Sendo assim, embora muitos aspectos pudessem ser analisados – como o momento de
cada autor em seus espaços – a estilística pode fornecer algumas possibilidades de
comparações. Mikhail Bakhtin na obra Problemas da poética de Dostoievski acaba atribuindo
ao escritor a noção de polifonia, para ele “Dostoievski é o criador do romance polifônico”
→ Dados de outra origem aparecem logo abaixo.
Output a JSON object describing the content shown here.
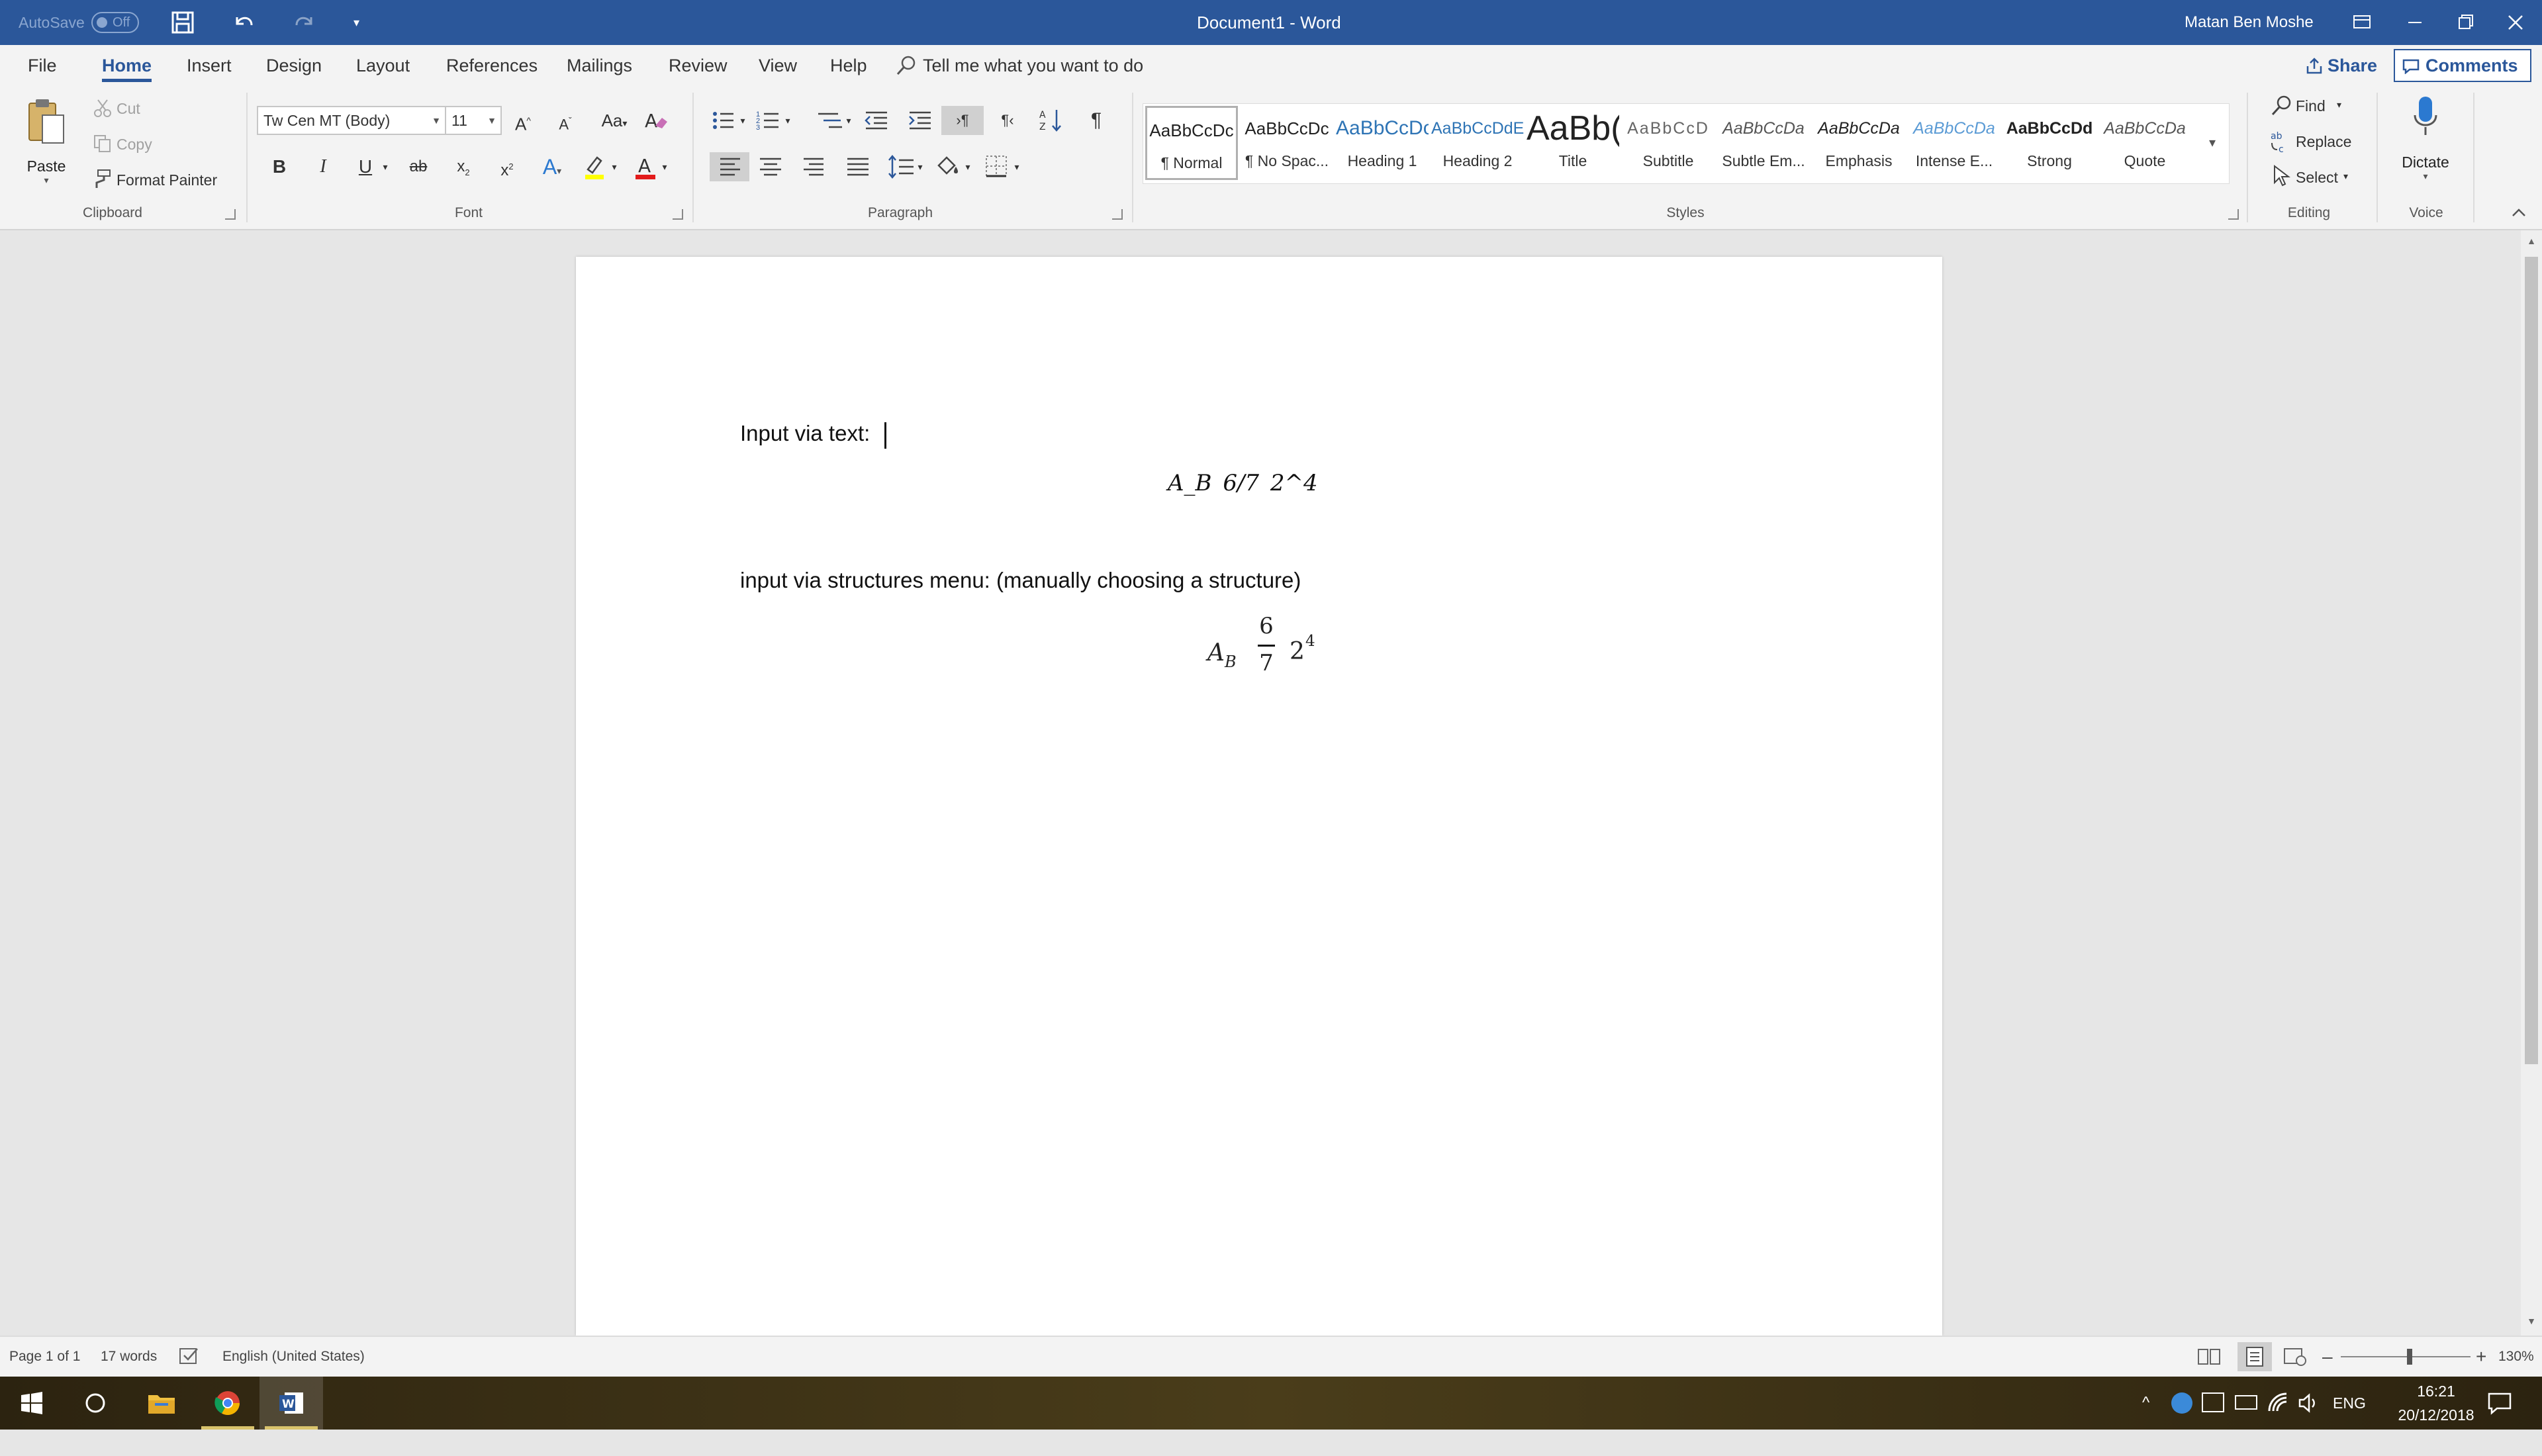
{
  "titlebar": {
    "autosave_label": "AutoSave",
    "autosave_state": "Off",
    "document_title": "Document1  -  Word",
    "user_name": "Matan Ben Moshe"
  },
  "tabs": [
    {
      "label": "File"
    },
    {
      "label": "Home",
      "active": true
    },
    {
      "label": "Insert"
    },
    {
      "label": "Design"
    },
    {
      "label": "Layout"
    },
    {
      "label": "References"
    },
    {
      "label": "Mailings"
    },
    {
      "label": "Review"
    },
    {
      "label": "View"
    },
    {
      "label": "Help"
    }
  ],
  "tell_me": "Tell me what you want to do",
  "share_label": "Share",
  "comments_label": "Comments",
  "clipboard": {
    "paste": "Paste",
    "cut": "Cut",
    "copy": "Copy",
    "format_painter": "Format Painter",
    "group": "Clipboard"
  },
  "font": {
    "family": "Tw Cen MT (Body)",
    "size": "11",
    "group": "Font",
    "bold": "B",
    "italic": "I",
    "underline": "U",
    "strike": "ab",
    "sub": "x",
    "sup": "x"
  },
  "paragraph": {
    "group": "Paragraph"
  },
  "styles": {
    "group": "Styles",
    "items": [
      {
        "preview": "AaBbCcDc",
        "name": "¶ Normal"
      },
      {
        "preview": "AaBbCcDc",
        "name": "¶ No Spac..."
      },
      {
        "preview": "AaBbCcDc",
        "name": "Heading 1"
      },
      {
        "preview": "AaBbCcDdEe",
        "name": "Heading 2"
      },
      {
        "preview": "AaBb(",
        "name": "Title"
      },
      {
        "preview": "AaBbCcD",
        "name": "Subtitle"
      },
      {
        "preview": "AaBbCcDa",
        "name": "Subtle Em..."
      },
      {
        "preview": "AaBbCcDa",
        "name": "Emphasis"
      },
      {
        "preview": "AaBbCcDa",
        "name": "Intense E..."
      },
      {
        "preview": "AaBbCcDd",
        "name": "Strong"
      },
      {
        "preview": "AaBbCcDa",
        "name": "Quote"
      }
    ]
  },
  "editing": {
    "find": "Find",
    "replace": "Replace",
    "select": "Select",
    "group": "Editing"
  },
  "voice": {
    "dictate": "Dictate",
    "group": "Voice"
  },
  "document": {
    "line1": "Input via text: ",
    "eq1": "A_B   6/7   2^4",
    "line2": "input via structures menu: (manually choosing a structure)",
    "eq2": {
      "base": "A",
      "sub": "B",
      "num": "6",
      "den": "7",
      "pow_base": "2",
      "pow_exp": "4"
    }
  },
  "status": {
    "page": "Page 1 of 1",
    "words": "17 words",
    "language": "English (United States)",
    "zoom": "130%"
  },
  "taskbar": {
    "lang": "ENG",
    "time": "16:21",
    "date": "20/12/2018"
  },
  "colors": {
    "accent": "#2b579a",
    "heading_blue": "#2e74b5",
    "intense_blue": "#5b9bd5"
  }
}
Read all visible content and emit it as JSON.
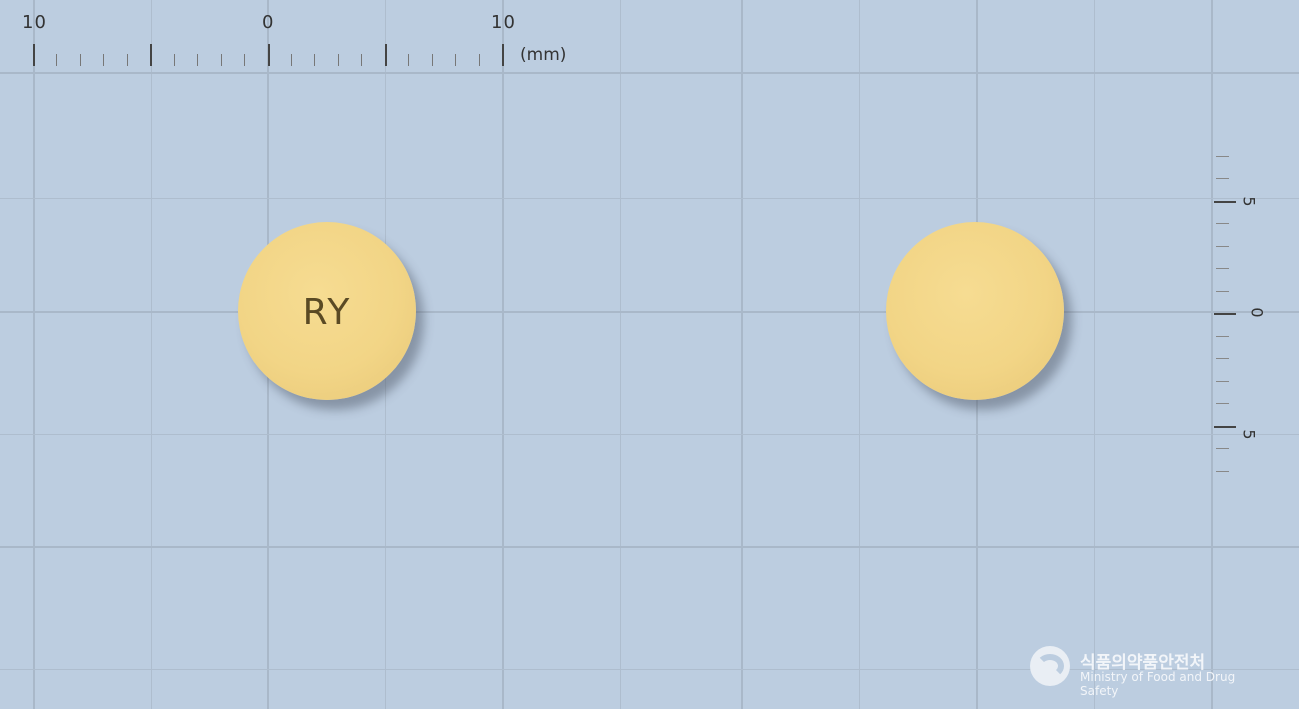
{
  "image": {
    "background_color": "#bccde0",
    "grid_color": "#a9b8c9"
  },
  "ruler": {
    "horizontal_labels": [
      "10",
      "0",
      "10"
    ],
    "unit": "(mm)",
    "vertical_labels": [
      "5",
      "0",
      "5"
    ]
  },
  "pills": [
    {
      "side": "front",
      "imprint": "RY",
      "color": "#f2d586"
    },
    {
      "side": "back",
      "imprint": "",
      "color": "#f2d586"
    }
  ],
  "watermark": {
    "korean": "식품의약품안전처",
    "english": "Ministry of Food and Drug Safety"
  }
}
(BAKHTIN, 2002, p.05, grifo do autor). Uma qualidade importante desse tipo de romance se
encontra na caracterização do personagem/herói:
A voz do herói sobre si mesmo e o mundo tão plena como a palavra comum do
autor; não esta subordinada à imagem objetificada do herói como uma de suas
características mas tampouco serve de interprete da voz do autor. Ela possui
independência excepcional na estrutura da obra, é como se soasse ao lado da palavra
do autor, coadunando-se de modo especial com ela e com as vozes plenivalentes de
outros heróis. (Ibidem, p.05, grifo do autor).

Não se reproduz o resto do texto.